Tackling the Early Identification of Dyslexia with the Help of Neuroimaging

Recent studies suggest that by using neuroimaging technology, we can identify children as dyslexic as early as kindergarten and begin intervention before they start struggling with reading and writing.

Dyslexia is typically diagnosed around 2nd or 3rd grade, which is after the start of early reading instruction. The early years of reading instruction are essential in a child’s education, and are the times that intervention is most effective—and most absent. Since a majority of children are not diagnosed with dyslexia until after this critical intervention period, they do not receive the proper intervention that could lessen the severity of their troubles with dyslexia later on. There are recent studies, though, that suggest dyslexia might be able to be identified earlier in a child’s education using neuroimaging technology. A recent publication by Ola Ozernov-Palchi and Nadine Gaab, “Tackling the Early Identification of Dyslexia with the Help of Neuroimaging” (Perspectives on Language and Literacy, February 2016) takes a look at recent neuroimaging studies and explores the possibility of using neuroimaging technology to identify dyslexia at a younger age.

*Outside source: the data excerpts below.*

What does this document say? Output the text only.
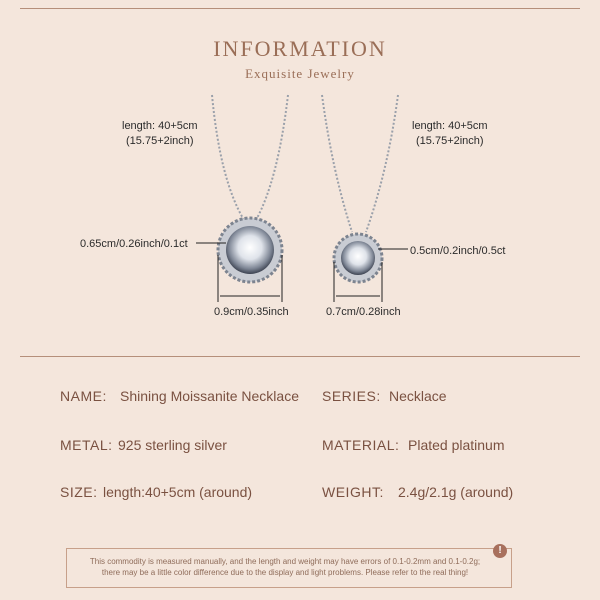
INFORMATION
Exquisite Jewelry
length: 40+5cm
(15.75+2inch)
0.65cm/0.26inch/0.1ct
0.9cm/0.35inch
length: 40+5cm
(15.75+2inch)
0.5cm/0.2inch/0.5ct
0.7cm/0.28inch
NAME: Shining Moissanite Necklace SERIES: Necklace
METAL: 925 sterling silver	MATERIAL: Plated platinum
SIZE: length:40+5cm (around)	WEIGHT: 2.4g/2.1g (around)
!
This commodity is measured manually, and the length and weight may have errors of 0.1-0.2mm and 0.1-0.2g;
there may be a little color difference due to the display and light problems. Please refer to the real thing!
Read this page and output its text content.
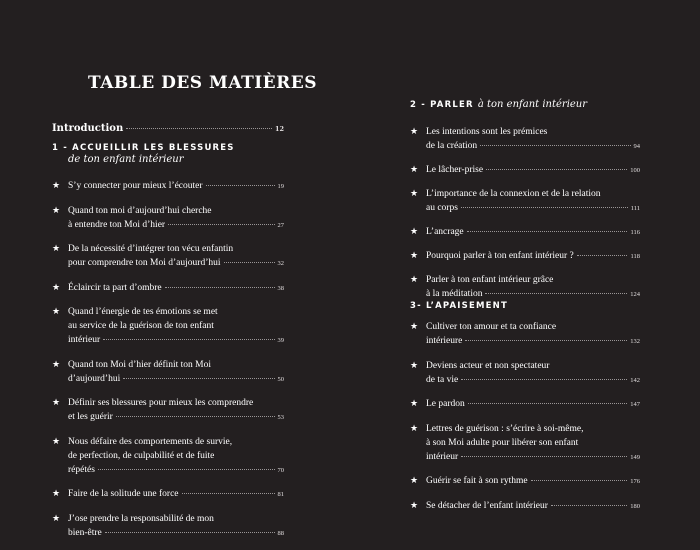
TABLE DES MATIÈRES
Introduction	12
1 - ACCUEILLIR LES BLESSURES
de ton enfant intérieur
★ S’y connecter pour mieux l’écouter	19
★ Quand ton moi d’aujourd’hui cherche
à entendre ton Moi d’hier	27
★ De la nécessité d’intégrer ton vécu enfantin
pour comprendre ton Moi d’aujourd’hui	32
★ Éclaircir ta part d’ombre	38
★ Quand l’énergie de tes émotions se met
au service de la guérison de ton enfant
intérieur	39
★ Quand ton Moi d’hier définit ton Moi
d’aujourd’hui	50
★ Définir ses blessures pour mieux les comprendre
et les guérir	53
★ Nous défaire des comportements de survie,
de perfection, de culpabilité et de fuite
répétés	70
★ Faire de la solitude une force	81
★ J’ose prendre la responsabilité de mon
bien-être	88
2 - PARLER à ton enfant intérieur
★ Les intentions sont les prémices
de la création	94
★ Le lâcher-prise	100
★ L’importance de la connexion et de la relation
au corps	111
★ L’ancrage	116
★ Pourquoi parler à ton enfant intérieur ?	118
★ Parler à ton enfant intérieur grâce
à la méditation	124
3- L’APAISEMENT
★ Cultiver ton amour et ta confiance
intérieure	132
★ Deviens acteur et non spectateur
de ta vie	142
★ Le pardon	147
★ Lettres de guérison : s’écrire à soi-même,
à son Moi adulte pour libérer son enfant
intérieur	149
★ Guérir se fait à son rythme	176
★ Se détacher de l’enfant intérieur	180
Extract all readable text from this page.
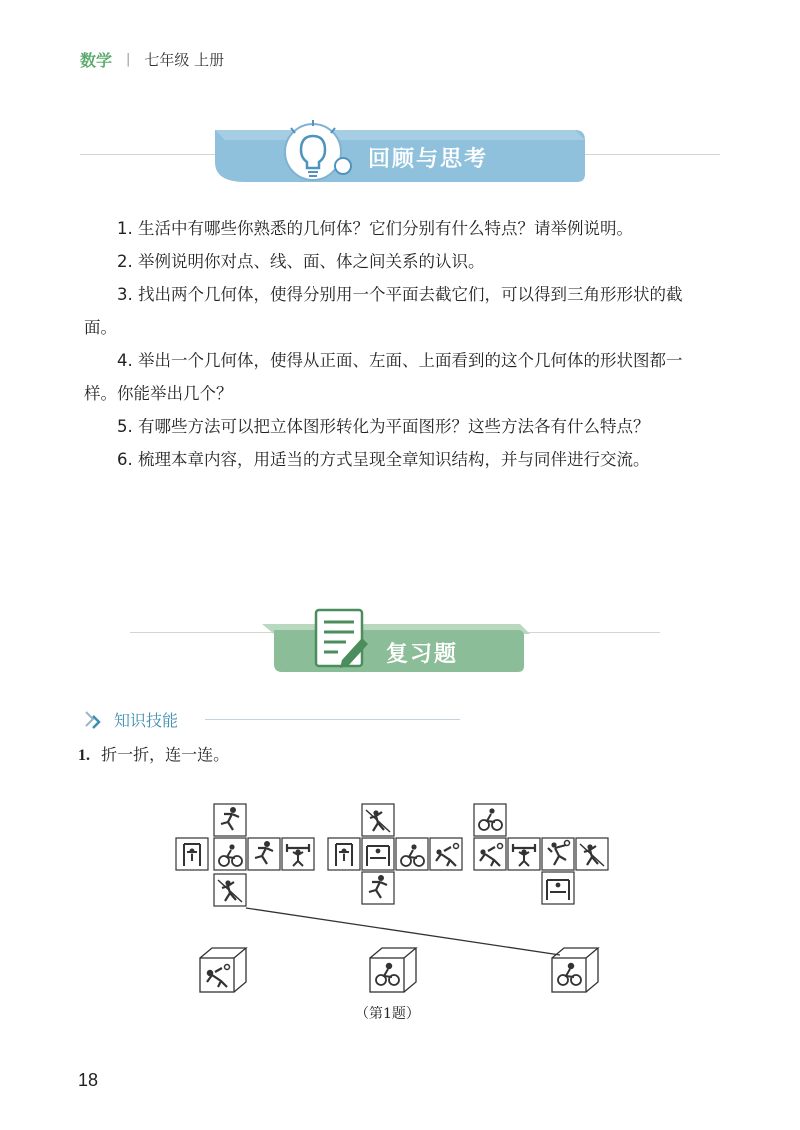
数学 | 七年级 上册
回顾与思考
1. 生活中有哪些你熟悉的几何体？它们分别有什么特点？请举例说明。
2. 举例说明你对点、线、面、体之间关系的认识。
3. 找出两个几何体，使得分别用一个平面去截它们，可以得到三角形形状的截面。
4. 举出一个几何体，使得从正面、左面、上面看到的这个几何体的形状图都一样。你能举出几个？
5. 有哪些方法可以把立体图形转化为平面图形？这些方法各有什么特点？
6. 梳理本章内容，用适当的方式呈现全章知识结构，并与同伴进行交流。
复习题
知识技能
1. 折一折，连一连。
（第1题）
18
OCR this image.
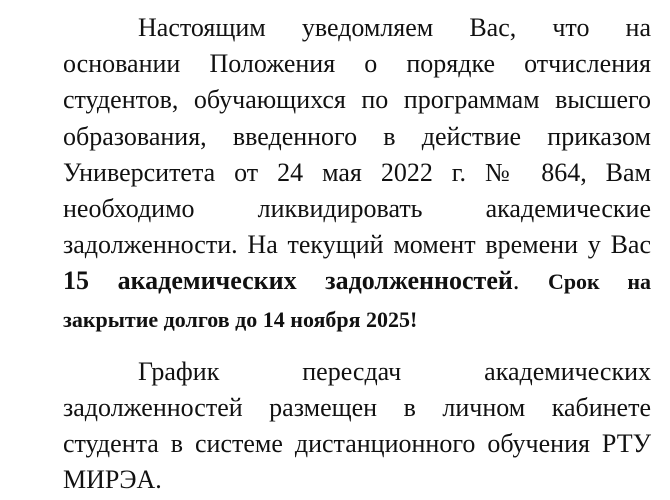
Настоящим уведомляем Вас, что на основании Положения о порядке отчисления студентов, обучающихся по программам высшего образования, введенного в действие приказом Университета от 24 мая 2022 г. № 864, Вам необходимо ликвидировать академические задолженности. На текущий момент времени у Вас 15 академических задолженностей. Срок на закрытие долгов до 14 ноября 2025!

График пересдач академических задолженностей размещен в личном кабинете студента в системе дистанционного обучения РТУ МИРЭА.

Neuroimaging utilizes fMRI machines, or functional Magnetic Resonance Imaging, to track the magnetic flow of hydrogen molecules throughout the brain. When a participant is asked to complete a task, certain pathways of his brain are activated and light up on the MRI scanner. By tracking brain functioning in dyslexics, one can have a better visual understanding of the “underlying mechanism of dyslexia.” Several studies which utilized neuroimaging, including the Boston Longitudinal Dyslexia Study (2011), or BOLD study, have recognized decreased gray matter activity in the brains of dyslexic compared to non-dyslexics during a rapid automatized naming test, which tests a participant’s ability to quickly name an object shown in front of him. The BOLD study also recorded that preschoolers who are in a family with a history of dyslexia displayed decreased neural activity during first-sound matching tests, while preschoolers with no family history of dyslexia did not. Another study by Linkersdorfer et al. (2014), used neuroimaging to find that first graders who would later be diagnosed with dyslexia, had a much thinner cortex than first graders who did not receive a diagnosis in dyslexia in regions in their brains associated with auditory, visual, and executive functions.

Across additional recent fMRI studies, it has been observed that pre-diagnosed dyslexic children exhibit the same neural differences that are found in dyslexic adults—which suggests that by using neuroimaging technology, we can identify children as dyslexic and begin intervention before they start struggling with reading and writing, as early as kindergarten perhaps. Ozernov-Palchik and Gaab argue that neuroimaging is a tool, among others, that would help with early identification and intervention of dyslexia—tools that should require more attention and study so that we can identify dyslexia at an early age and start providing the proper intervention.